Rod Liddle Rod Liddle

Is Barack Obama really black? Actually, I’m not so sure

Rod Liddle, who wanted the Democrat to win, says the racial dimension to this presidential election was never straightforward, and probably favoured Obama rather than McCain

issue 08 November 2008

We media monkeys will look very silly indeed if President Obama behaves in the manner predicted of him by one lady voter I saw interviewed on TV. She said that as soon as he got in the White House he would ‘put on a turban and start shooting the white folks’. She was a McCain supporter, I believe, from somewhere like Toilet Duck, Arkansas. You have to hope that she’s wrong. The TV news programmes came up with a dingbat like her pretty much every evening, a little spurt of racism from Hicksville which will have had the effect of flinging a few more white votes the way of Obama as people recoil instinctively from bigotry and crass stupidity.

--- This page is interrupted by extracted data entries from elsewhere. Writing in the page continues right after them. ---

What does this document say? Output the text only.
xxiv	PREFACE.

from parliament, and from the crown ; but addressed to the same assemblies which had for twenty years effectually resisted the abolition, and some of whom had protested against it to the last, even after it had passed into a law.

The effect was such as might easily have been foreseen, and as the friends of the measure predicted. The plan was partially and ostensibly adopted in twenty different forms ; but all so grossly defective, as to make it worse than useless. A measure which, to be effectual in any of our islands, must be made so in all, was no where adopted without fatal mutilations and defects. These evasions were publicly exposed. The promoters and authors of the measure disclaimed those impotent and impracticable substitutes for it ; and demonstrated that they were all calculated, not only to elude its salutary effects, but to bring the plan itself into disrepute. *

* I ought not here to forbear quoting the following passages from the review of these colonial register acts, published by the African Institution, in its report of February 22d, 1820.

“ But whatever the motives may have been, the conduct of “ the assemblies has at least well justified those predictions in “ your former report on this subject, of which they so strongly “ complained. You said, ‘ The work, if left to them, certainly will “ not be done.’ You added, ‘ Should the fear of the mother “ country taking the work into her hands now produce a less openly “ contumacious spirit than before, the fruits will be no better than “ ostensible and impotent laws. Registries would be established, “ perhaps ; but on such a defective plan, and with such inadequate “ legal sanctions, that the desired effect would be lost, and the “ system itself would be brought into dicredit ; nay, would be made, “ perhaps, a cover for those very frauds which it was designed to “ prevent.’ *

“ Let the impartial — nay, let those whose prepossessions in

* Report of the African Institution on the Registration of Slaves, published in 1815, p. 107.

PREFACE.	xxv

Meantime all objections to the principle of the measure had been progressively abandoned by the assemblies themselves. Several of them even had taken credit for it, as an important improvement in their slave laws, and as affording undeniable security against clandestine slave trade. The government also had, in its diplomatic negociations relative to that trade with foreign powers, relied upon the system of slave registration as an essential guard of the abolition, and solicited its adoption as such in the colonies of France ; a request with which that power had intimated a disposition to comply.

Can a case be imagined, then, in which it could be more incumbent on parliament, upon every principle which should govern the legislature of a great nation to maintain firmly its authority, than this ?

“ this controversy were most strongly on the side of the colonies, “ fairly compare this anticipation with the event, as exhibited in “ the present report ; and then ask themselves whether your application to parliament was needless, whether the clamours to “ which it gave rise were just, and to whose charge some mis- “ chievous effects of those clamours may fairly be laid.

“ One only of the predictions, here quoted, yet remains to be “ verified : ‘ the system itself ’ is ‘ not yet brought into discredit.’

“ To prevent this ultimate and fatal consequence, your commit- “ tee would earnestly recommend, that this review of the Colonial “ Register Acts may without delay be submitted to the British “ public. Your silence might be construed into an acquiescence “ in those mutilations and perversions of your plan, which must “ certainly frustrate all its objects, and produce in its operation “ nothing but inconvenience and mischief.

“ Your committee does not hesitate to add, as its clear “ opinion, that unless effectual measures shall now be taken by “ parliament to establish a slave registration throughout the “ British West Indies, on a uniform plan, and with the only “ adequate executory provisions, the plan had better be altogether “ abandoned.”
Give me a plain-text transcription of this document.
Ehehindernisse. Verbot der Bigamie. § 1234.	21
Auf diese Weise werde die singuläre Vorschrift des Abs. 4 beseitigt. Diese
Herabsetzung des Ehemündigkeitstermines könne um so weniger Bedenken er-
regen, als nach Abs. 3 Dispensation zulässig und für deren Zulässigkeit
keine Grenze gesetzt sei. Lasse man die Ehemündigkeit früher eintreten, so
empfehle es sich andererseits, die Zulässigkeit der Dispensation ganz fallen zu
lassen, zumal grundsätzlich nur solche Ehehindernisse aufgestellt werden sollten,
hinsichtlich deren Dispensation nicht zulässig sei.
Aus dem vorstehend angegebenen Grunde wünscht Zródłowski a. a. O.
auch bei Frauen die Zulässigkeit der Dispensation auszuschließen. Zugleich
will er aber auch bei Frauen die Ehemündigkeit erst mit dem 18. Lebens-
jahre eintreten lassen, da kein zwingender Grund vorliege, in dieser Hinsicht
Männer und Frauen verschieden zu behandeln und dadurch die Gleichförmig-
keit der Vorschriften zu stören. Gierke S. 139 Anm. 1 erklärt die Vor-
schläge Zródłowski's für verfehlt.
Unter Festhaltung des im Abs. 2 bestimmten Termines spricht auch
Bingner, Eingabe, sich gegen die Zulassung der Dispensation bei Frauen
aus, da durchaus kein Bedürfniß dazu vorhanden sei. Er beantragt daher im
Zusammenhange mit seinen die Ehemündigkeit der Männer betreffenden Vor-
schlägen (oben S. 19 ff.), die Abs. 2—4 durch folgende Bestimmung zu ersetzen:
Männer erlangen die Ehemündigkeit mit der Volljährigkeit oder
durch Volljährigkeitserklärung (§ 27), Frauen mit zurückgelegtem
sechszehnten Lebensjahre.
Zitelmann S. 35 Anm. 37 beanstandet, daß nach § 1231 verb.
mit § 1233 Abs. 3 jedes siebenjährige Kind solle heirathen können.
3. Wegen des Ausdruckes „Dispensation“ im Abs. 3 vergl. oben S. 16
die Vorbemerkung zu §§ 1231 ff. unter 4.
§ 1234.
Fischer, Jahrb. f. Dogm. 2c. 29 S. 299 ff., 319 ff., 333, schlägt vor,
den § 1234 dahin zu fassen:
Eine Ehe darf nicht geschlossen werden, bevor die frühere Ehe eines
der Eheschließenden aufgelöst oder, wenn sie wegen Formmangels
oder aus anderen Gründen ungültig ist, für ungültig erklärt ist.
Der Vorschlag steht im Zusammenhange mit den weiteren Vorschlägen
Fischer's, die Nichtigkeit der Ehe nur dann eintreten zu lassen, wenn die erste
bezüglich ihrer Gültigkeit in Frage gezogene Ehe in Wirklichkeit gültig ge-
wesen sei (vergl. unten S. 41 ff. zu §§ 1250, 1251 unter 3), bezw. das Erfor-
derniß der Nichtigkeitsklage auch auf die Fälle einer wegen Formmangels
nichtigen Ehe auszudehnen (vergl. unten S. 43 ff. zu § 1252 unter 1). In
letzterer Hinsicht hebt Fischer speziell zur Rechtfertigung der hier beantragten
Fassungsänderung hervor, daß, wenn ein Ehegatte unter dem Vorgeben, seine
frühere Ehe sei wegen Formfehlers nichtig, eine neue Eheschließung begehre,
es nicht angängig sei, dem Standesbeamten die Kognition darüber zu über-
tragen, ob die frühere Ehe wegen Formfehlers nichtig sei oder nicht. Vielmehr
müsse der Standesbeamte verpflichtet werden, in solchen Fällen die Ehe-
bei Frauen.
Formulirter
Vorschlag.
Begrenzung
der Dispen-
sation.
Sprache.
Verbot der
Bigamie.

Race has not been a single factor in this election, it has been many factors. To hear the British correspondents talk you might think the only thing that mattered was the so-called ‘Bradley effect’, when a black Democrat was expected to win in California but did not do so because white voters switched at the last moment for reasons which were perceived to be racist. There will have been some of that, I suppose, this time around (especially among Hispanics in the Rocky Mountain states, it would seem). Meanwhile, the Republicans employed, from time to time, a racism-by-stealth strategy, Sarah Palin contrasting Obama with something she called ‘Real America’. And then there’s the little-remarked-upon racism of African-American voters. The Bradley effect would not occur to such an extent this time around, we were told confidently, because America had grown up and would not vote on racial lines.

Well, quite a lot of it did. Some 97 per cent of African-Americans voted for the black candidate and I think it is fair to surmise that many of them did so largely because of the colour of his skin.